Jurors deliberated less than two hours in Chicago federal court before finding Eric Bloom, 49, of Northbrook, Illinois, guilty on 18 counts of wire fraud and one count of investment adviser fraud, following a four-week trial, the office of U.S. Attorney Zachary Fardon said.

Each wire fraud count carries a maximum 20-year prison term plus a fine. The government is also seeking a forfeiture of more than $500 million. Bloom is free on bond pending sentencing.

“I believe wholeheartedly that the evidence clearly demonstrated that Eric Bloom acted in good faith — he did not intend to defraud anyone. We intend to ask the trial judge to overturn the jury’s decision because it does not comport with the evidence, and if necessary we will pursue an appeal,” said Terence Campbell, who represented Bloom.

The case had originally been brought by then-U.S. Attorney Patrick Fitzgerald, who called it one of the largest fraud cases ever brought in Chicago federal court.

Sentinel had managed short-term cash belonging to futures commission merchants, commodity pools, hedge funds and others, and according to prosecutors once oversaw more than $1 billion.

Bloom had been accused of defrauding more than 70 customers in a scheme that ran from January 2003 to Aug. 17, 2007, when his Northbrook-based firm filed for bankruptcy.

Prosecutors said Bloom falsely represented to customers the risks of investing with Sentinel, including by concealing its use of leverage and exposure to many illiquid securities.

Bloom and co-defendant Charles Mosley, Sentinel’s head trader, were also accused of pledging customer money as collateral for a Bank of New York Mellon Corp credit line, which grew to more than $415 million, that funded a “house” trading portfolio to benefit them and Bloom’s family.

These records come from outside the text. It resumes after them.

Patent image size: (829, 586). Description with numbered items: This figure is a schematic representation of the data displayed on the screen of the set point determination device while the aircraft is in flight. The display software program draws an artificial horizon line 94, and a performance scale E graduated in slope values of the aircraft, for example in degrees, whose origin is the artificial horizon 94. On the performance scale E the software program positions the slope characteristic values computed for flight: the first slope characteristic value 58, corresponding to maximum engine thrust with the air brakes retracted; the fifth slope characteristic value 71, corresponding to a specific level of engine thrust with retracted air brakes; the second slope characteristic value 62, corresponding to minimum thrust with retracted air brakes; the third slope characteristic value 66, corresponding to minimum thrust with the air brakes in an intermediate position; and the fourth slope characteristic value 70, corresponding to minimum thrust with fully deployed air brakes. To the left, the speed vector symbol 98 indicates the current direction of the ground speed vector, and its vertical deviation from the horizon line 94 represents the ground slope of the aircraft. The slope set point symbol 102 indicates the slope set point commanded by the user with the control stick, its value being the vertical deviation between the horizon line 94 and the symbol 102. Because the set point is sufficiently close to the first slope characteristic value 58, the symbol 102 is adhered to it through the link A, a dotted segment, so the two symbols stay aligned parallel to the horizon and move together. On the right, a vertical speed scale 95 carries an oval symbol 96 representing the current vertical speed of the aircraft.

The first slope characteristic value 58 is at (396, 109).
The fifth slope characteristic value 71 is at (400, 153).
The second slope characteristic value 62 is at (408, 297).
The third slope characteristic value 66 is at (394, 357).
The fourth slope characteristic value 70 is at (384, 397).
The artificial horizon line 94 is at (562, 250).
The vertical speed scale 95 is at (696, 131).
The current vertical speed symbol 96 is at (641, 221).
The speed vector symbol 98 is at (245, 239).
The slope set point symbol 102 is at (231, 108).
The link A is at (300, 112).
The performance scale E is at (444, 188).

Prosecutors said Bloom took in more than $100 million in the scheme’s final weeks despite knowing a default on the credit line was possible, and on Aug. 13, 2007 misled customers by blaming Sentinel’s inability to honor redemptions on a “liquidity crisis” and “investor fear and panic.”

Assistant U.S. Attorney Clifford Histed told jurors during closing arguments not that Sentinel was a victim of the credit crisis, but rather that the crisis “exposed” its long-running fraud, Fardon’s office said.

Bank of New York Mellon was not charged with wrongdoing. Mosley, 50, who lives in Vernon Hills, Illinois, pleaded guilty in October to two counts of investment adviser fraud and is awaiting sentencing, court records show.